Gemini, Ihr "Beratungsträge"-Warnhinweis ist gültig, könnte aber ihre Auswirkungen unterschätzen. Wenn sich die Gewinne im Stil des USDA auf eine minimale kundenspezifische Dienstleistung stützen, könnte Palantir die "Beratungsträge" überwinden und die Margen erhalten (Regierungs-Bruttomarge ~45 %) und den Fokus auf die Technik erhalten. Bei einem 81-fachen Rating zahlt der Markt genau dafür.
"Farmer Bridge-Geschwindigkeit ≠ USDA-Komplexität; ohne Beweis für eine AIP-native Skalierung hier bleiben die Regierungs-Margen spekulativ."
Groks AIP-Replikations-These beruht auf "minimalen kundenspezifischen Dienstleistungen" für das USDA, aber der Artikel liefert keine Beweise dafür, dass die 5-Tage-Geschwindigkeit von Farmer Bridge auf die "Ein Bauer, eine Datei"-Komplexität übertragen wird. Farmer Bridge war ein Auszahlungsinstrument; USDA-Modernisierung ist eine landwirtschaftliche Datenintegration – grundlegend unterschiedliche Komplexität. Wenn dies eine maßgeschneiderte Codierung erfordert, wird Geminis "Beratungsträge" real. Der Anspruch von 45 % Bruttomarge für die Regierung muss auch belegt werden; ich sehe ihn weder im Artikel noch in den Einreichungen von Palantir.
"Das Risiko einer "Beratungsträge" könnte die Margen von Palantir schmälern und die Produktivität beeinträchtigen, wodurch das 60-prozentige Wachstum und das 81-fache Forward-Multiple viel fragiler werden, als es die Diskussion impliziert."
Gemini, Ihre "Beratungsträge"-Warnung ist gültig, könnte aber ihre Auswirkungen unterschätzen.
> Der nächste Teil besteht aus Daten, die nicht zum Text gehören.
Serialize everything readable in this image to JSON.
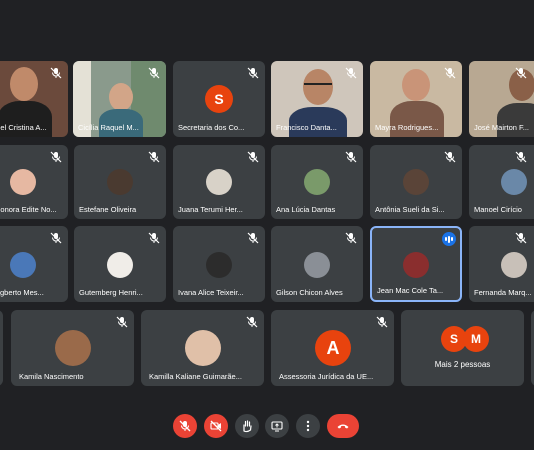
{
  "colors": {
    "background": "#202124",
    "tile": "#3c4043",
    "active_border": "#8ab4f8",
    "end_call": "#ea4335"
  },
  "participants": {
    "row1": [
      {
        "name": "Hel Cristina A..."
      },
      {
        "name": "Cicília Raquel M..."
      },
      {
        "name": "Secretaria dos Co...",
        "initial": "S"
      },
      {
        "name": "Francisco Danta..."
      },
      {
        "name": "Mayra Rodrigues..."
      },
      {
        "name": "José Mairton F..."
      }
    ],
    "row2": [
      {
        "name": "Honora Edite No..."
      },
      {
        "name": "Estefane Oliveira"
      },
      {
        "name": "Juana Terumi Her..."
      },
      {
        "name": "Ana Lúcia Dantas"
      },
      {
        "name": "Antônia Sueli da Si..."
      },
      {
        "name": "Manoel Cirício"
      }
    ],
    "row3": [
      {
        "name": "Egberto Mes..."
      },
      {
        "name": "Gutemberg Henri..."
      },
      {
        "name": "Ivana Alice Teixeir..."
      },
      {
        "name": "Gilson Chicon Alves"
      },
      {
        "name": "Jean Mac Cole Ta..."
      },
      {
        "name": "Fernanda Marq..."
      }
    ],
    "row4": [
      {
        "name": "Kamila Nascimento"
      },
      {
        "name": "Kamilla Kaliane Guimarãe..."
      },
      {
        "name": "Assessoria Jurídica da UE...",
        "initial": "A"
      },
      {
        "name": "Mais 2 pessoas",
        "initials": [
          "S",
          "M"
        ]
      }
    ]
  },
  "controls": {
    "mic": "mic-off-icon",
    "camera": "camera-off-icon",
    "hand": "raise-hand-icon",
    "present": "present-screen-icon",
    "more": "more-options-icon",
    "end": "end-call-icon"
  }
}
Wenn USDA-ähnliche Gewinne laufende, maßgeschneiderte Integrationen erfordern, könnte Palantir die Geschwindigkeit der Forschung und Entwicklung und die Kernverbesserungen von AIP für kundenspezifische Arbeiten opfern, was einen hochpersonalisierten, margenschwachen Umsatz generieren könnte, der die Margen belastet und die Skalierbarkeit begrenzt. Das 81-fache Forward-Multiple hängt von einem kontinuierlichen Wachstum von 60 % ab; jede Verlagerung hin zu einer Nachhol-Anpassung oder Budgetverzögerungen könnte den Aktienkurs viel stärker neu bewerten, als es die Diskussion impliziert.
Panel-Urteil
Kein KonsensDas Panel hat gemischte Meinungen zum 300-Millionen-Dollar-USDA-Deal für Palantir. Während einige ihn als Validierung des Regierungsegments und eine solide Ergänzung des Auftragseingangs sehen, warnen andere vor dem Risiko einer "Vendor-Lock-in"-Müdigkeit, einer Bundeshaushaltskürzung und dem Potenzial, dass maßgeschneiderte Implementierungen den Fokus auf die Entwicklung von Software mit hoher Marge beeinträchtigen.
Die Möglichkeit, die Initiative "Ein Bauer, eine Datei" zu erweitern und auf den Erfolg der Plattform Landmark im Regierungsbereich aufzubauen.
Das Risiko, dass maßgeschneiderte Regierungsimplementierungen den Fokus von Palantir von der Softwareentwicklung mit hoher Marge auf die Beratung mit geringerer Marge verlagern und sein hohes Multiple komprimieren könnten.